Actually, nothing really went “wrong.”  It’s the system.  The US Constitution requires the police, as government agents, to defend their actions against any person (citizen or not).  To meet this challenge, you must adequately address the "second half" of your enforcement activities.  This involves describing your actions accurately and in sufficient detail so that others who are not the police and who weren’t on-scene during the arrest can understand why you took the action you did.

The words you use matter.  A lot.  No kidding.

Let’s talk about the foundation of how you think about describing your job in a force incident.  Let’s consider two phrases:

1.    “The officer used force on the suspect.”

2.    “The officer responded with force to the suspect’s actions and behavior.” 

Is there a difference in the meaning between the two?  Is there one phrase that implies responsibility for the event and any outcome (injury to a suspect) to you as the arresting officer?

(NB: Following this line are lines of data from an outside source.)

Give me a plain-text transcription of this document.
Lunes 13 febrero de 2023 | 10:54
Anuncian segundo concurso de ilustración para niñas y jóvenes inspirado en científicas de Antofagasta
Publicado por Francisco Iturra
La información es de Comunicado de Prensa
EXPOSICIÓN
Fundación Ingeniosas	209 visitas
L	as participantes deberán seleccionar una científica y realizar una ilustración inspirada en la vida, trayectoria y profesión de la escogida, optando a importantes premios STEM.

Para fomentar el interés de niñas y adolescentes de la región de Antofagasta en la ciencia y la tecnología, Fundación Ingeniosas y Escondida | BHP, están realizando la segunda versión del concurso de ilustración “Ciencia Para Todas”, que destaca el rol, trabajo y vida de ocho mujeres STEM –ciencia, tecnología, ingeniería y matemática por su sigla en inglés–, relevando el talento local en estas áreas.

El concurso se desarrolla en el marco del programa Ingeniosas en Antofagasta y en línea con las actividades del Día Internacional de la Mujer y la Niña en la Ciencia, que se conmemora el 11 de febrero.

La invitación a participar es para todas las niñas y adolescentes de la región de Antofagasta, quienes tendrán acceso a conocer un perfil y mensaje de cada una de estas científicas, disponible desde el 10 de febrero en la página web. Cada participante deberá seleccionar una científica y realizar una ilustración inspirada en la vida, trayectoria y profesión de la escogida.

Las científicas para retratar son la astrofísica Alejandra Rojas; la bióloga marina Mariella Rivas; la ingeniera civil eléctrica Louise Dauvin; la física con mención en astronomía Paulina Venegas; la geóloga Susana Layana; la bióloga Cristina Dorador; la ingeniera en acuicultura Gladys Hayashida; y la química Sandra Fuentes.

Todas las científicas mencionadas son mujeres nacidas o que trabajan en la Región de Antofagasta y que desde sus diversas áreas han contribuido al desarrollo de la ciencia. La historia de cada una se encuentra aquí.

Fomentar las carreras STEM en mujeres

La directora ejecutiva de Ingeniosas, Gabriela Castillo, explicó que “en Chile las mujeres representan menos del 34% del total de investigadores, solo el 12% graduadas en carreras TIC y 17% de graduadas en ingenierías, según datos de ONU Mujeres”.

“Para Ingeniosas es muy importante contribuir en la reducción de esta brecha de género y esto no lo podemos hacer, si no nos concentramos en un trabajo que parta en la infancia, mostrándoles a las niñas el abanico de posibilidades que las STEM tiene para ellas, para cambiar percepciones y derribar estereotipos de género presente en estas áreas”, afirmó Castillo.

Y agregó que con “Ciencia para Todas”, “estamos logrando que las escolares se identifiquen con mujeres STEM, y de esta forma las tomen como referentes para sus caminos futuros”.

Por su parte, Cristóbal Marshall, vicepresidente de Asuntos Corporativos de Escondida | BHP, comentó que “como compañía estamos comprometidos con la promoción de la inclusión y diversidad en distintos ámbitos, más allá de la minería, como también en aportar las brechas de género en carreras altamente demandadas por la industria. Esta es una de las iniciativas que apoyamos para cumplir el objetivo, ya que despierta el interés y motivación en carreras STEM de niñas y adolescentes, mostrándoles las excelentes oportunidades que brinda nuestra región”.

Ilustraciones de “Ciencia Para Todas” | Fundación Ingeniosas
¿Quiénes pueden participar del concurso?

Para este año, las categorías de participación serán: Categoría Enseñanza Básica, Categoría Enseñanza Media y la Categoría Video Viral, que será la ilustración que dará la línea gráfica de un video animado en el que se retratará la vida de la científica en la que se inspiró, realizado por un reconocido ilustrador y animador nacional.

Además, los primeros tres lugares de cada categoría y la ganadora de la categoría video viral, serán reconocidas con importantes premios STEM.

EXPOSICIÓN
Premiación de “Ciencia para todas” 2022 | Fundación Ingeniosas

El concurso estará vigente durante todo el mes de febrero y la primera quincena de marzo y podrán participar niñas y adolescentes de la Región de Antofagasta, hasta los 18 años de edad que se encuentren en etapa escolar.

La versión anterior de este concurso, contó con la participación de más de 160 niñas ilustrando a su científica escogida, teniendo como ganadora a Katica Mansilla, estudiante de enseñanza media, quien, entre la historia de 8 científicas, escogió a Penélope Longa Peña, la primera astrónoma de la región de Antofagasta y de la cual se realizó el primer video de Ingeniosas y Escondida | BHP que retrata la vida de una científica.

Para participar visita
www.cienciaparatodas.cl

PHRASE ONE.  In the first phrase, the officer is the “actor using force.”  The officer is making the decision to hurt or shoot the suspect.  This phrasing reveals nothing about the suspect’s actions.  It plays into the media’s and Hollywood’s wildly inaccurate portrayal of the police (ever see a cop TV show or movie that looked anything like your real life job?).  This language puts the responsibility for the force employment solely on your shoulders.  The question is, where is the suspect and his/her behavior in this?

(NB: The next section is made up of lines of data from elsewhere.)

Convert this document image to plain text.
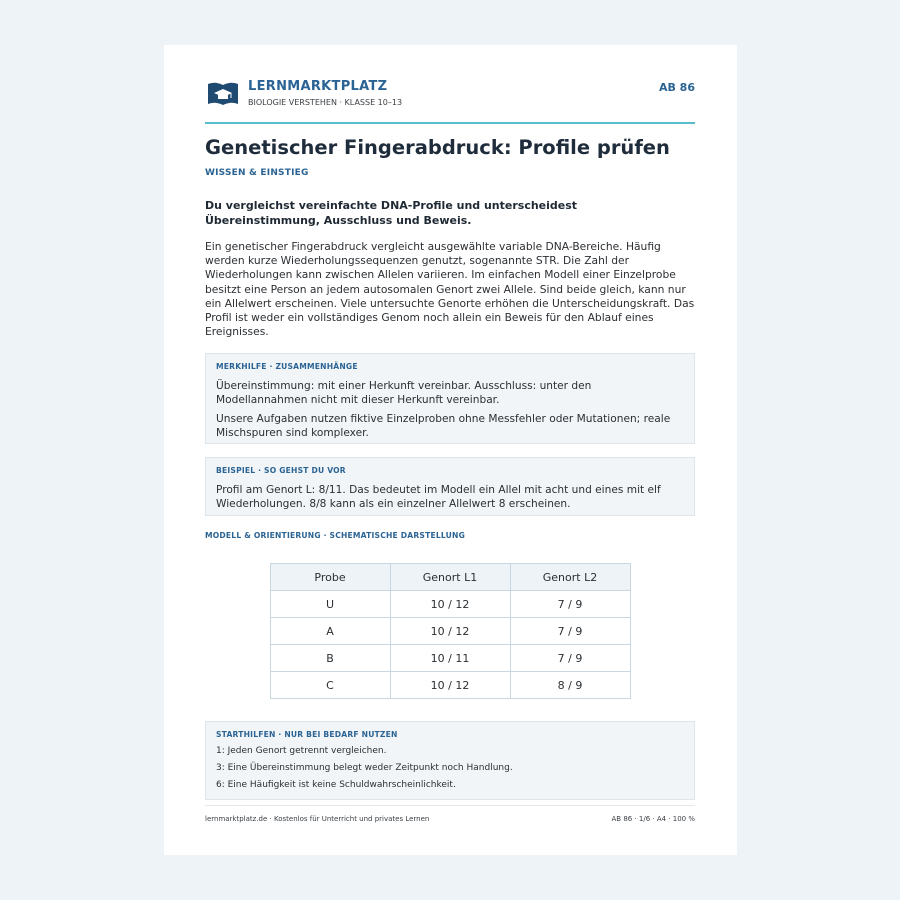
LERNMARKTPLATZ
BIOLOGIE VERSTEHEN · KLASSE 10–13
AB 86
Genetischer Fingerabdruck: Profile prüfen
WISSEN & EINSTIEG
Du vergleichst vereinfachte DNA-Profile und unterscheidest Übereinstimmung, Ausschluss und Beweis.
Ein genetischer Fingerabdruck vergleicht ausgewählte variable DNA-Bereiche. Häufig werden kurze Wiederholungssequenzen genutzt, sogenannte STR. Die Zahl der Wiederholungen kann zwischen Allelen variieren. Im einfachen Modell einer Einzelprobe besitzt eine Person an jedem autosomalen Genort zwei Allele. Sind beide gleich, kann nur ein Allelwert erscheinen. Viele untersuchte Genorte erhöhen die Unterscheidungskraft. Das Profil ist weder ein vollständiges Genom noch allein ein Beweis für den Ablauf eines Ereignisses.
MERKHILFE · ZUSAMMENHÄNGE

Übereinstimmung: mit einer Herkunft vereinbar. Ausschluss: unter den Modellannahmen nicht mit dieser Herkunft vereinbar.

Unsere Aufgaben nutzen fiktive Einzelproben ohne Messfehler oder Mutationen; reale Mischspuren sind komplexer.

BEISPIEL · SO GEHST DU VOR

Profil am Genort L: 8/11. Das bedeutet im Modell ein Allel mit acht und eines mit elf Wiederholungen. 8/8 kann als ein einzelner Allelwert 8 erscheinen.

MODELL & ORIENTIERUNG · SCHEMATISCHE DARSTELLUNG
Probe	Genort L1	Genort L2
U	10 / 12	7 / 9
A	10 / 12	7 / 9
B	10 / 11	7 / 9
C	10 / 12	8 / 9
STARTHILFEN · NUR BEI BEDARF NUTZEN
1: Jeden Genort getrennt vergleichen.
3: Eine Übereinstimmung belegt weder Zeitpunkt noch Handlung.
6: Eine Häufigkeit ist keine Schuldwahrscheinlichkeit.
lernmarktplatz.de · Kostenlos für Unterricht und privates Lernen	AB 86 · 1/6 · A4 · 100 %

PHRASE TWO.  The second phrase is clearly demonstrating that the suspect is the “actor.”  If the suspect had not done “something,” there could be no need to “respond.”  The suspect is the cause of the event, not the officer.  While your response to his resistance resulted in his being injured, it was the suspect's behavior and actions creating the reasonable need for those injuries.

Even a casual understanding of constitutional and case law shows that officers may not simply “use force” on a suspect:

  • In Scott v. Harris, 127 S.Ct. 1769 (2007), the balancing test in any force evaluation of the police is “the likelihood of injury or death to the suspect balanced with the apparent threat of the suspect to the officer or others” as reasonably perceived by the officer.  
  • In Graham v. Connor, 109 S.Ct. 1865 (1989), officers are required to base their force decisions on “the totality of the circumstances known to the officer at the time.”  Just three factors cited by the court are “the severity of the crime at issue” (the crime you are responding to with force—generally resistance or assault—not necessarily the crime for which he’s being arrested), “the threat of the suspect,” and “the active resistance or attempts to flee.”  

The majority decisions in each of these cases extensively discusses the need for describing the suspect's behavior and threatening actions.  In each of these major, controlling US force cases, the focus is not on the officer, but on the suspect’s actions forcing the officer to respond. 

It’s time to change your language to protect yourself and your agency.  By describing the event as a “force response,” you use accurate phrasing to describe what you do.  It sets up the next step for your articulation and justification of your force response.  Consequently, your reporting of the force event will be more accurate in describing the offender's actions and behavior (both subtle and overt) that led you to reasonably perceive the suspect's resistance, threat, and/or attempts to flee.  This simple change--"responding with force"--benefits you, your partners and agency, your community, and the jury members who simply want to understand what happened during the incident.  By describing your specific response to each threatening or resistive action taken by the suspect, you are more likely to be rewarded with a fair judgment of your actions. 

If you follow this suggestion, your language will probably begin sounding like:

  • “I responded to his (actions and behavior) by...”
  • “I was involved in a force response incident created by the Defendant/Plaintiff's behavior, when I observed him...”
  • “I responded to his resistance by (which ever reasonable response options you employed to overcome his resistance or attempts to flee).”

Be safe.  Wear your vest every day, every shift.  In your reports, tell us why you responded to the suspect’s behavior and actions.